Heating study at 180 °C
It has been a problem that most conventional methods for lipid oxidation assessment detect either primary or secondary oxidation products, which often lead to inconsistent conclusions (Gray, 1978). In-vitroantioxidation activity tests determining the radical scavenging ability of an antioxidant do not well correlate with the antioxidant activity under frying conditions because these tests are typically conducted at room temperature (Hwang et al., 2012). Among many analytical methods, NMR, HPLC, and size-exclusion chromatography methods are known to be the most reliable methods (Pignitter & Somoza, 2012). Recently, an NMR method specifically designed for the assessment of frying oils has been developed, which was found to reliable, and to be faster and more convenient than other conventional methods (Hwang et al., 2017). Therefore, in this study, PTAG using the size-exclusion chromatography and the NMR method were used to determine oil oxidation (Table 1). The results with an amino acid salt were compared with those of the corresponding amino acid, TBHQ, and control, and they were marked with letters, a, t, and c, respectively when the mean values were significantly different (P < 0.05). When the values of an amino acid potassium salt were significantly different from those of the corresponding sodium salt, they were marked with a letter n.
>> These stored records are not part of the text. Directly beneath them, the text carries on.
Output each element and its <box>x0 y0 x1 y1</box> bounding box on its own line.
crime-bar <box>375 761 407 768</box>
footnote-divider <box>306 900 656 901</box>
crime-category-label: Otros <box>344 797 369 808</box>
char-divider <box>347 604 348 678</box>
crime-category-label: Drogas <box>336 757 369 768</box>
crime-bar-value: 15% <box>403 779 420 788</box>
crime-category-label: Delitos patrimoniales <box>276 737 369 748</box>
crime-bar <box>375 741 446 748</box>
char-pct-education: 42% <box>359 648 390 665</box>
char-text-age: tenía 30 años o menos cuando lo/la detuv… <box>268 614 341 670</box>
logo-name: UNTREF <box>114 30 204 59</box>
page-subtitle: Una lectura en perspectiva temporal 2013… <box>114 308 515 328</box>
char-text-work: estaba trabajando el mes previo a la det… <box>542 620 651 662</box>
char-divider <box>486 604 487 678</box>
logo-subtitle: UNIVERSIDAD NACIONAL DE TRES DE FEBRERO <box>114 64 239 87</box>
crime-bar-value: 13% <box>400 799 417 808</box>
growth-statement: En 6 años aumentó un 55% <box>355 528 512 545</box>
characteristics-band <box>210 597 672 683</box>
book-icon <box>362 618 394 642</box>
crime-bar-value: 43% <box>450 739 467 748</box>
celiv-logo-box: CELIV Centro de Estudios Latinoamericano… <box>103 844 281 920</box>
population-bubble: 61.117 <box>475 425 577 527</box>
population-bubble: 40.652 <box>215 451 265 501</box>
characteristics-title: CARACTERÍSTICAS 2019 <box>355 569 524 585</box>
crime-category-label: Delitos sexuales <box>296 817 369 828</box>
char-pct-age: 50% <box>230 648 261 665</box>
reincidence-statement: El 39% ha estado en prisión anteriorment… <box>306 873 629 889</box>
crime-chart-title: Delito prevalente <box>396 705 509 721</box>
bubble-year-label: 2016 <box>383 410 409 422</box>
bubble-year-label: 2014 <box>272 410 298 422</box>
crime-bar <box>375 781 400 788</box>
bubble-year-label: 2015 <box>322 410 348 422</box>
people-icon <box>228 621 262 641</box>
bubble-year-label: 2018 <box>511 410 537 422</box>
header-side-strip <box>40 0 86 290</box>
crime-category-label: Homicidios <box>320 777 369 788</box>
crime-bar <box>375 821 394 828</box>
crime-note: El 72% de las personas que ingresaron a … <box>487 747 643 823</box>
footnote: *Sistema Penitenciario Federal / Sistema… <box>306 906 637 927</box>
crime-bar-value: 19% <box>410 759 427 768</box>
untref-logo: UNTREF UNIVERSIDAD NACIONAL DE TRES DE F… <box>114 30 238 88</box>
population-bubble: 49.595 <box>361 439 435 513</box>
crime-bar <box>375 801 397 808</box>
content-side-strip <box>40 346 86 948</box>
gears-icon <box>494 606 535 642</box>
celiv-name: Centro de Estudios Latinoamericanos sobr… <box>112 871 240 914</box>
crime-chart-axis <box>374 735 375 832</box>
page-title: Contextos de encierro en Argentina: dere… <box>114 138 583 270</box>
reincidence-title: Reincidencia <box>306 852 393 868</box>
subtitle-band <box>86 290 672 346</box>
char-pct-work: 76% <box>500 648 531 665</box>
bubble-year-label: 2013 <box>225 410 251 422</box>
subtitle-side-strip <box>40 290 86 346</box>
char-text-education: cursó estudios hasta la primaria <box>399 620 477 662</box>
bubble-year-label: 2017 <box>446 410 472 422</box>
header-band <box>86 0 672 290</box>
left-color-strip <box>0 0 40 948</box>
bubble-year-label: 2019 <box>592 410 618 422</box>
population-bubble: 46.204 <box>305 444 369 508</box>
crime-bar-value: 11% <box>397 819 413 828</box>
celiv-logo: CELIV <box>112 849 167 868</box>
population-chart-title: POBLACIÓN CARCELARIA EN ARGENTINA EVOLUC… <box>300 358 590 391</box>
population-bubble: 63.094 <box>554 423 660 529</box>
Alanine Na, glutamic acid di-Na, phenylalanine Na, and proline Na had significantly higher antioxidant activity compared to their corresponding amino acids resulting in lower losses of olefinic H and bisallylic H and PTAG. Arginine Na, asparagine Na, glutamic acid Na, and tyrosine Na prevented oxidation of SBO slightly better than their corresponding amino acids. The antioxidant activity order of glutamic acid and its mono- and di-sodium salts was di-sodium salt > mono sodium salt > glutamic acid indicating that the activity was the highest when all the carboxylic acid groups were converted to carboxylate groups. Antioxidant activity of glutamine Na was not stronger than that of glutamine. This indicates that not all the amino acid salts have stronger antioxidant activity than the corresponding amino acids, for which the reason is not clear at the present stage. Further studies with more amino acid salts will be needed to fully understand the effectiveness of amino acid salts.
Potassium salts tested in this study had even stronger antioxidant activity than sodium salts. Especially, alanine K and phenylamine K had significantly lower losses of reactive protons (olefinic H and bisallylic H) and PTAG than their corresponding amino acids. It can be explained by higher lipophilicity of potassium salts than sodium salts (Yamaguchi et al., 1995) since it was reported that more lipophilic amino acids had stronger activity than less lipophilic ones (Hwang, et al., 2019). It is noteworthy that the effectiveness of 5.5 mM alanine K, phenylalanine K, and proline K in preventing the oxidation of SBO was greater than 0.02% (1.1 mM) TBHQ.